At the time Baggott said he wrote two letters to the press calling for 'restraint'Credit: Paul Faith/PA Wire
The former chief constable of Leicestershire police, now chief constable of the police service of Northern Ireland, today said that "speculation" in the UK press did "hinder" the inquiry into the disappearance of Madeleine McCann.
The inquiry was told that the Leicestershire force, covering the McCann's local area, was "asked to co-ordinate the UK response to assist the Portuguese enquiry".
In evidence to the Leveson inquiry chief constable Matt Baggott told the court the force received complaints about press behaviour "around disruption to daily life caused by a large media presence".
Baggott said he wrote two letters to "all the prominent editors" calling for "restraint in reporting on the case".
In the letters he wrote he had "been surprised at the reporting of some alleged facts" and was "deeply concerned at the implications".
He added that the reaction was "not hugely positive" given that "speculation continued".
Baggott also told the inquiry "there could have been a greater authority to explain the boundaries of what that press reporting should have been".
"The difficulty was it involved a European dimension as well as a national one. But there could be stronger guidelines and consequences."

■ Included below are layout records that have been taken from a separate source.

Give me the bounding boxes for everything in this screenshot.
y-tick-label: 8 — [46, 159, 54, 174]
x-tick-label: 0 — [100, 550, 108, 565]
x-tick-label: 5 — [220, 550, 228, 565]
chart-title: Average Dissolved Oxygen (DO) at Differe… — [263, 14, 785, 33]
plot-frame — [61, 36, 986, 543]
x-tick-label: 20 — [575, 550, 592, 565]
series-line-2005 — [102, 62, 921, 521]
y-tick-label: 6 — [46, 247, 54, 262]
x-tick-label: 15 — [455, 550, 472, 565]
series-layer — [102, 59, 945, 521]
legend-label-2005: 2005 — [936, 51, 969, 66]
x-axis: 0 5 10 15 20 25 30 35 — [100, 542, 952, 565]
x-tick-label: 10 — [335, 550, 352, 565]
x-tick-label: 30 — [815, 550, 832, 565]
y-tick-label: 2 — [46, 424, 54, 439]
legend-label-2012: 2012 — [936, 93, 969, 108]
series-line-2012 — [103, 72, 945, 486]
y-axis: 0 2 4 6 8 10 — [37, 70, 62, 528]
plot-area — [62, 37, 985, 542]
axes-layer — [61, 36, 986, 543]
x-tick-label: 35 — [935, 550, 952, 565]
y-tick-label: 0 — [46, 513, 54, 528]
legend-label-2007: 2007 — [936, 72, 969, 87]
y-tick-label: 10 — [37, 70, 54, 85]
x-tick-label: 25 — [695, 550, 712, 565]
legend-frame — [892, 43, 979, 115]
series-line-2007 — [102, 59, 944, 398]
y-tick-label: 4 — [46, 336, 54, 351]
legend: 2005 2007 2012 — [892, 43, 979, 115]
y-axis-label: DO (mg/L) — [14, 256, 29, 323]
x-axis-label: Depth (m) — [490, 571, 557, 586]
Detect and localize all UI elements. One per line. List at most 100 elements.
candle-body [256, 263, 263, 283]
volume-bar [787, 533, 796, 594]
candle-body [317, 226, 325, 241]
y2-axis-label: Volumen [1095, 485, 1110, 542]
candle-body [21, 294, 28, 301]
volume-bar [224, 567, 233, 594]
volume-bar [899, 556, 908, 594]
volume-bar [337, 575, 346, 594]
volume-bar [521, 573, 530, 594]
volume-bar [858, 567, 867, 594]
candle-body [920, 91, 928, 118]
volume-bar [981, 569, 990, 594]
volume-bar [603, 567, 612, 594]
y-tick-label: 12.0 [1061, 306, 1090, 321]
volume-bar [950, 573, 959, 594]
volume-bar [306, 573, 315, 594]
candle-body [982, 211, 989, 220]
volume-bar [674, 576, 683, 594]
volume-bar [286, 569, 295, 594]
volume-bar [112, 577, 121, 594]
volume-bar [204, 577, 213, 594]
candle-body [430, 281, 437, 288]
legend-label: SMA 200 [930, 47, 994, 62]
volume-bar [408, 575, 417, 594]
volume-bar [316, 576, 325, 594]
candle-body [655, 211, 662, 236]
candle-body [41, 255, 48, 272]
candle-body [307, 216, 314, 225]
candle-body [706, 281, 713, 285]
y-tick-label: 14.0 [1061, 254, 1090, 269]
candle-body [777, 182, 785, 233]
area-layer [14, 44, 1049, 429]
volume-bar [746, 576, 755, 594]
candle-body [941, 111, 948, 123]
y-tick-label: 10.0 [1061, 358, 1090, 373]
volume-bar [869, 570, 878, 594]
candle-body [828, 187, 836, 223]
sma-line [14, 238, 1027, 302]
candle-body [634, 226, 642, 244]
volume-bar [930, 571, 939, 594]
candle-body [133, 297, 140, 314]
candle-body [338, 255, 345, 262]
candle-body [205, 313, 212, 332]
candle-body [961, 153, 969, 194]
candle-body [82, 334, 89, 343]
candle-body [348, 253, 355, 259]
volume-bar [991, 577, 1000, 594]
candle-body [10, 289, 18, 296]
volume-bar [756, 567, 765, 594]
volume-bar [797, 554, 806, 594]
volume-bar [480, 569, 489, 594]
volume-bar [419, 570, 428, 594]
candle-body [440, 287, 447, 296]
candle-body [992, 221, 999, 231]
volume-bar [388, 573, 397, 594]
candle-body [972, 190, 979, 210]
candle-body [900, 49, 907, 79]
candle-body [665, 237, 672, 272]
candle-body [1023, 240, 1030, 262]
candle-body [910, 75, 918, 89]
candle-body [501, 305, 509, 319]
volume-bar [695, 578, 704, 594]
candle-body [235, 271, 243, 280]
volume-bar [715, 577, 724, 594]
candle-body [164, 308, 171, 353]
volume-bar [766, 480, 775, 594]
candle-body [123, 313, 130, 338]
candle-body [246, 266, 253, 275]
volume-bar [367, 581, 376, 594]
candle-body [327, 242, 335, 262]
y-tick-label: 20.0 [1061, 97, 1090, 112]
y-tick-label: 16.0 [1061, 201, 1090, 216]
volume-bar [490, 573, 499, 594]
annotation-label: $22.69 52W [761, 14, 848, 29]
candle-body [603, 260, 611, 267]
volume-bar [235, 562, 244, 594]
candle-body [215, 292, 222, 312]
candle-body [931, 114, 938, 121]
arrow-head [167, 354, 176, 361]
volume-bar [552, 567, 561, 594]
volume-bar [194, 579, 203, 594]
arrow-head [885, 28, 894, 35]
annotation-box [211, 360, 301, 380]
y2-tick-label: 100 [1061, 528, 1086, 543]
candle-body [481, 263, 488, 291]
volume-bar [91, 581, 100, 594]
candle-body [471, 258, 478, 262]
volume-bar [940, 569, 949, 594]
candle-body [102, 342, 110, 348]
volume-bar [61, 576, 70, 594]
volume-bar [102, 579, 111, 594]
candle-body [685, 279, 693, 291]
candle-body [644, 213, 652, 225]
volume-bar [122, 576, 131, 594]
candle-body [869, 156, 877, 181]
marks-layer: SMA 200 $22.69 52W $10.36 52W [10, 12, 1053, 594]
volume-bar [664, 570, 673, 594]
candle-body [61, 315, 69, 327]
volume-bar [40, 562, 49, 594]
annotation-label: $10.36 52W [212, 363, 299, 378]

He added that the speculation occurring in areas of the press "certainly hindered the inquiries to find and trace Madeleine simply because of the reaction that came from the media speculation".
Giving evidence to the Leveson inquiry last year the parents of Madeleine McCann said they were "tried by the media" in the wake of her disappearance.
They also spoke about a "tremendous amount of speculation", with coverage becoming often "exaggerated" and other reports being "simply made up" and "inaccurate, untruthful and incredibly damaging".
Asked what lessons could be learnt from the McCann case, Baggott today said while the inquiry is ongoing "the lesson to be learnt is probably a greater understanding of the complexity and consequences of speculation and loose reporting of facts".
"That is a serious issue for the press to consider", he added.
"I don't think some of this speculation was necessary ...it certainly wasn't practical and it certainly wasn't proportionate.
"... A greater understanding of consequence would have been appropriate."
Speaking more generally about police officers disclosing information he said there is a need for a "balance" to be found "between giving local colleagues the ability to storytell with the right ethical guidance and support, which is entirely appropriate, while making sure the very real issues of the inappropriate use of information, whether that's for personal gain or through gossip still remains under tight control".
"Our relationships with the media probably need to be reasserted based on what the man or woman on the street would think."
He added: "It should be amicable and it should be very friendly, but it should always professional and for a purpose."